Quantization of vector field in the Coulomb gauge

[diracologia]

I have a technical question and at the time being I can't ask it to a professor. So, I'm here:

If I try to quantize the vector field in the Coulomb gauge (radiation gauge)

$$A_0(x)=0,\quad \vec\nabla\cdot\vec A=0.$$

by imposing the equal-time commutation relation

$$[A_i(x),E_j(y)]=-i\delta_{ij}\delta(\vec x-\vec y)$$

then I should find

$$\partial_i[A_i,E_j]=[\vec\nabla\cdot\vec A,E_j]=0,$$
since $\vec\nabla\cdot\vec A=0,$ which is inconsistent with $\partial_i\delta_{ij}\delta(\vec x-\vec y)\neq 0$.

My question is simply how to take this divergence

$$\partial_i[A_i,E_j]=[\vec\nabla\cdot\vec A,E_j]$$

I'm getting
$$\partial_i[A_i,E_j]=[\vec\nabla\cdot\vec A,E_j]+A_i\partial_i E_j-(\partial_i E_j)A_i .$$
I must be missing something in the math here. Can anyone help me?

 

[Fredrik]

I don't remember much of this, but if you can write $\vec E=-\nabla\phi$, then the last two terms cancel each other out.

 

[samalkhaiat]

I have a technical question and at the time being I can't ask it to a professor. So, I'm here:

If I try to quantize the vector field in the Coulomb gauge (radiation gauge)

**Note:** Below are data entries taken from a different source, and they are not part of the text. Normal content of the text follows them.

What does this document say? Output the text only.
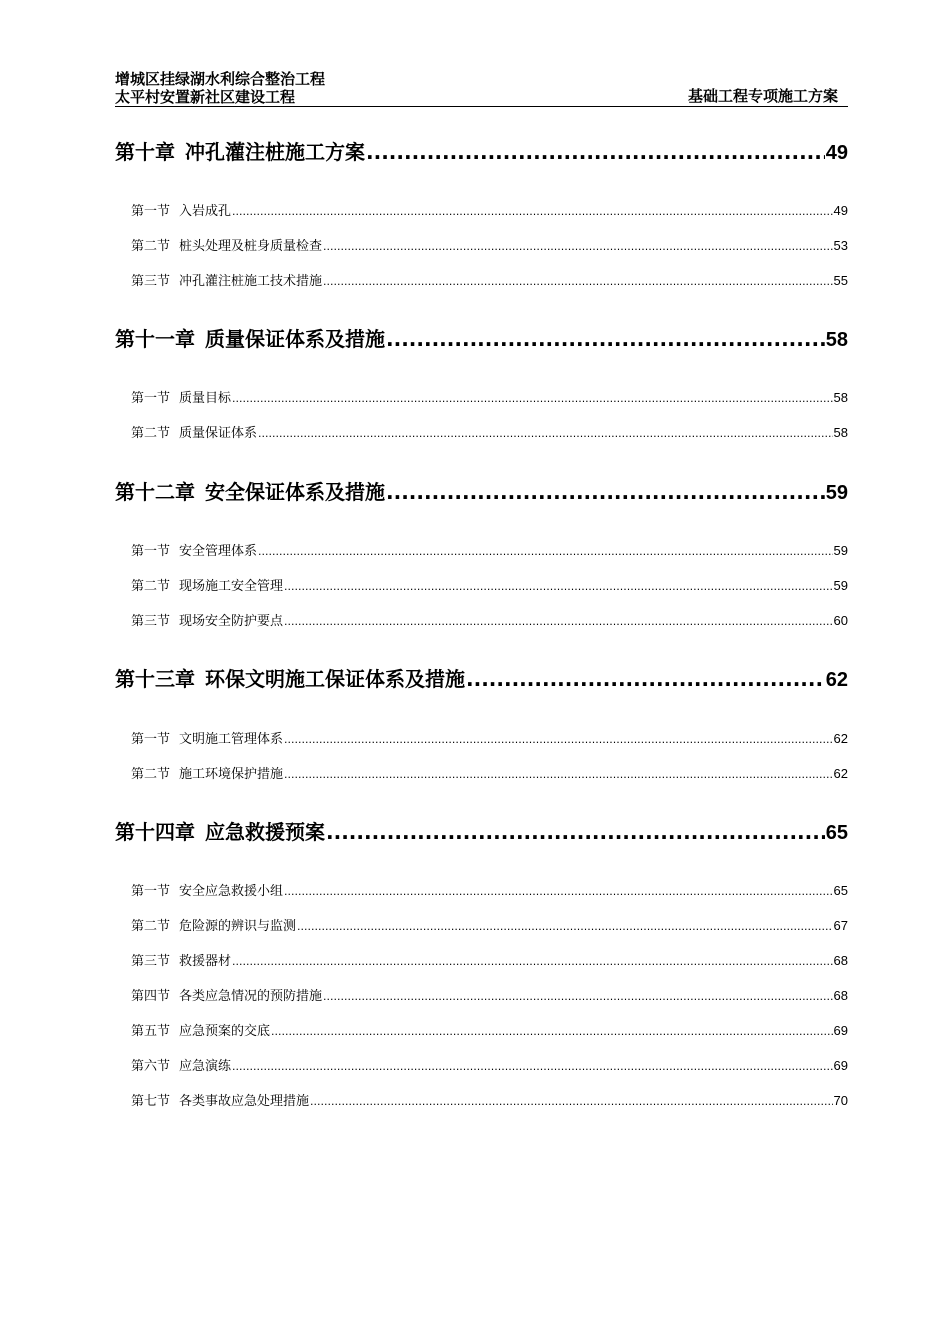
增城区挂绿湖水利综合整治工程
太平村安置新社区建设工程	基础工程专项施工方案
第十章 冲孔灌注桩施工方案 .....	49
第一节 入岩成孔 .....	49
第二节 桩头处理及桩身质量检查 .....	53
第三节 冲孔灌注桩施工技术措施 .....	55
第十一章 质量保证体系及措施 .....	58
第一节 质量目标 .....	58
第二节 质量保证体系 .....	58
第十二章 安全保证体系及措施 .....	59
第一节 安全管理体系 .....	59
第二节 现场施工安全管理 .....	59
第三节 现场安全防护要点 .....	60
第十三章 环保文明施工保证体系及措施 .....	62
第一节 文明施工管理体系 .....	62
第二节 施工环境保护措施 .....	62
第十四章 应急救援预案 .....	65
第一节 安全应急救援小组 .....	65
第二节 危险源的辨识与监测 .....	67
第三节 救援器材 .....	68
第四节 各类应急情况的预防措施 .....	68
第五节 应急预案的交底 .....	69
第六节 应急演练 .....	69
第七节 各类事故应急处理措施 .....	70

$$A_0(x)=0,\quad \vec\nabla\cdot\vec A=0.$$

by imposing the equal-time commutation relation

$$[A_i(x),E_j(y)]=-i\delta_{ij}\delta(\vec x-\vec y)$$

then I should find

$$\partial_i[A_i,E_j]=[\vec\nabla\cdot\vec A,E_j]=0,$$
since $\vec\nabla\cdot\vec A=0,$ which is inconsistent with $\partial_i\delta_{ij}\delta(\vec x-\vec y)\neq 0$.

My question is simply how to take this divergence

$$\partial_i[A_i,E_j]=[\vec\nabla\cdot\vec A,E_j]$$

I'm getting
$$\partial_i[A_i,E_j]=[\vec\nabla\cdot\vec A,E_j]+A_i\partial_i E_j-(\partial_i E_j)A_i .$$
I must be missing something in the math here. Can anyone help me?

$$\partial^{x}_i[A_i(x),E_j(y)]=[\vec\nabla\cdot\vec A,E_j(y)]$$

you are not differentiating with respect to y. If you want to avoid confussion just set y = 0.

Sam

 

[Bill_K]

Kaku's QFT p.110 seems to be addressing your question:

"If we impose canonical commutation relations, we find a further complication.

[A_i(x,t), E_j(y,t)] = −iδ_ijδ(x⃗ − y⃗)

However, this cannot be correct because we can take the divergence of both sides of the equation. The divergence of A_i is zero, so the left-hand side is zero, but the right hand side is not. As a result, we must modify the canonical commutation relations as follows:

[A_i(x,t), E_j(y,t)] = −iδ_ijδ(x⃗ − y⃗)

where the right-hand side must be transverse; that is:

δ_ij = ∫d³k/(2π)³ exp(ik·(x-x') (δ_ij - k_ik_j/k²)

[In other words, in Coulomb gauge only the transverse part is quantized, so only the transverse part appears in the commutator.]

EDIT: In other books they make this even more explicit by putting a "transverse part" operator on both A and E on the left hand side.

 

[diracologia]

Thank you all,

Sam, you solve my puzzle. I just puted $\partial_i$ and forgot that this is a differentiation only over $x$. Shame on me!